At 08:05 09/11/2007 +1100, Harry Feldman wrote:
>That geographical area with about 400 was just one I noticed in the
>published output. A little later when I got into the dataset and ran a
>table, I found areas with as few as 4,....
OK. The fact that 'units' as small as that exist does not, in itself,
prove much - but, as you will have seen, others have indicated that they DO
have very small 'units of interest', so that tends to put paid to sample
surveys...
... or does it? Is the problem perhaps that we are trying to make the
Census be 'all things for all (wo)men'? Those with an interest in 'very
small units' may well only be interested in very limited bits of
information about those units. Is it necessarily appropriate to ask an
additional 50 million (or whatever) people _all_ of the questions just to
satisfy that need? If a 10% 'all questions' sample survey was undertaken
on the entire population in order to answer 'large unit questions', that
would leave an awful lot of money with which people could address much more
specific local 'small unit' questions.

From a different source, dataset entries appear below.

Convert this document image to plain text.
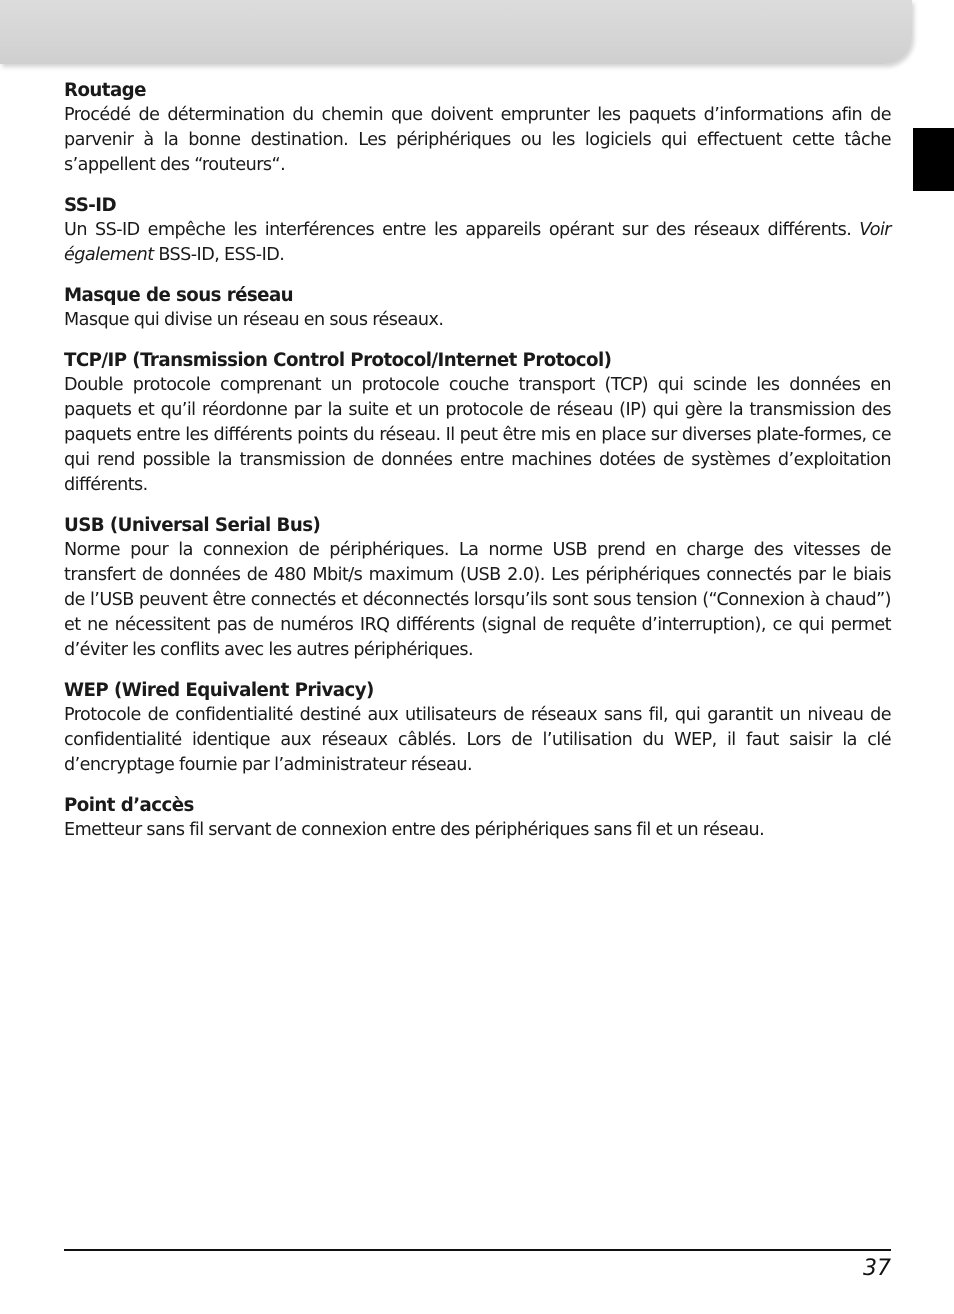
Routage

Procédé de détermination du chemin que doivent emprunter les paquets d’informations afin de parvenir à la bonne destination. Les périphériques ou les logiciels qui effectuent cette tâche s’appellent des “routeurs“.

SS-ID

Un SS-ID empêche les interférences entre les appareils opérant sur des réseaux différents. Voir également BSS-ID, ESS-ID.

Masque de sous réseau

Masque qui divise un réseau en sous réseaux.

TCP/IP (Transmission Control Protocol/Internet Protocol)

Double protocole comprenant un protocole couche transport (TCP) qui scinde les données en paquets et qu’il réordonne par la suite et un protocole de réseau (IP) qui gère la transmission des paquets entre les différents points du réseau. Il peut être mis en place sur diverses plate-formes, ce qui rend possible la transmission de données entre machines dotées de systèmes d’exploitation différents.

USB (Universal Serial Bus)

Norme pour la connexion de périphériques. La norme USB prend en charge des vitesses de transfert de données de 480 Mbit/s maximum (USB 2.0). Les périphériques connectés par le biais de l’USB peuvent être connectés et déconnectés lorsqu’ils sont sous tension (“Connexion à chaud”) et ne nécessitent pas de numéros IRQ différents (signal de requête d’interruption), ce qui permet d’éviter les conflits avec les autres périphériques.

WEP (Wired Equivalent Privacy)

Protocole de confidentialité destiné aux utilisateurs de réseaux sans fil, qui garantit un niveau de confidentialité identique aux réseaux câblés. Lors de l’utilisation du WEP, il faut saisir la clé d’encryptage fournie par l’administrateur réseau.

Point d’accès

Emetteur sans fil servant de connexion entre des périphériques sans fil et un réseau.

37
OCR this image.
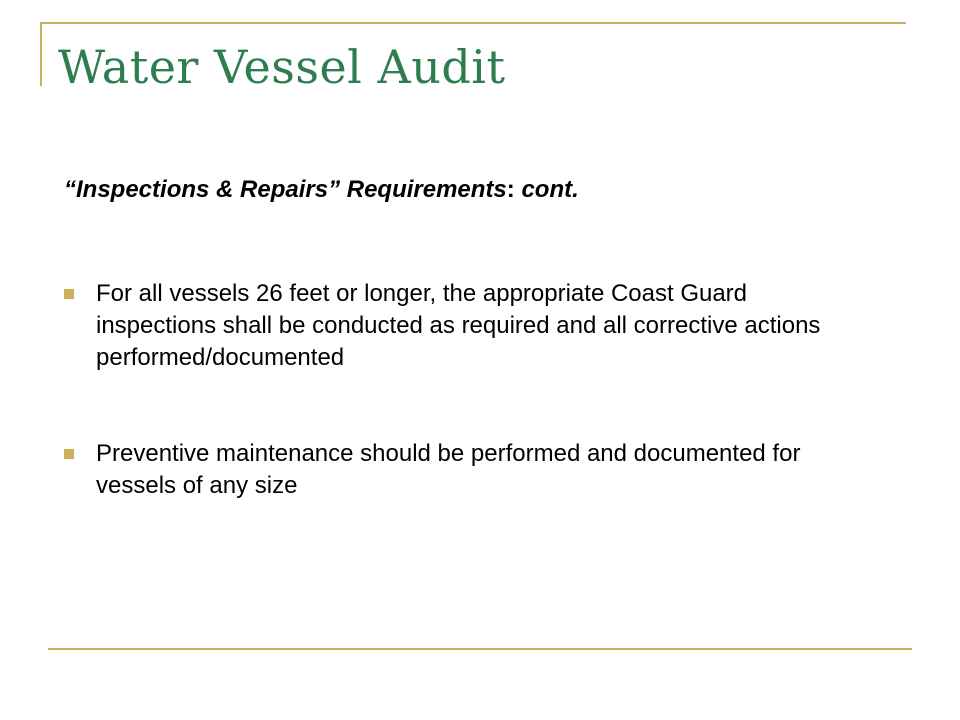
Water Vessel Audit

“Inspections & Repairs” Requirements: cont.

For all vessels 26 feet or longer, the appropriate Coast Guard inspections shall be conducted as required and all corrective actions performed/documented
Preventive maintenance should be performed and documented for vessels of any size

Just a thought!
>It's curious you mention oversampling particular areas of interest, as we
>had a seminar here a few weeks ago on exactly that subject in the context
>of attempts to oversample parts of New Zealand thought to have
>concentrations of Maori. Although I can't claim to understand the
>reasoning very well, as I'm not 'that kind of statistician', what they
>found was that it makes a big difference how you go about it and in some
>approaches larger samples provide even higher standard error than smaller
>ones. I can probably dig up some references, or at least a link to the
>presentation, if you're interested.
I presume that various 'practical considerations' must underlie that
'result'. Even though I'm no theoretician, if all other things were equal,
I just can't see how sampling error could increase with increasing sample size!
>One of the things about refusals is that we don't have data about them or
>about what motivated their refusal. When one woman aged 25-29 in Melbourne
>evades the interviewer, we lose data pertaining to, say, 250 other such
>women who may or may not share whatever it was about the refuser that led
>her to refuse. To get the same effect in the Census, each and every one of
>those persons would have to also refuse. Is that any clearer? To be
>honest, I'm no surer of my ground here than you are, but that's more or
>less my reasoning and it makes sense to me. I hope someone on this list
>who's clueyer about sampling than I am will set one or both of us straight
>on this matter.
I also hope that there is such a person, since I remain (at least
'intuitively') unconvinced by your argument. In essence, I'm not really
convinced that you are saying any more than that, when one undertakes a
sample survey, there will be sampling error.
>Similarly with the sampling error, my understanding is that because of the
>diminishing returns, even if you had a 90% sample, estimates of small
>populations would remain too volatile to trust.
Well, we're almost back there to the (usually perpetual!) discussion about
whether concepts analogous to sampling error, confidence interval etc. can
be applied to 'whole population data'. In a literal sense, those concepts
obviously have no meaning when one has data on a whole (or nearly a whole)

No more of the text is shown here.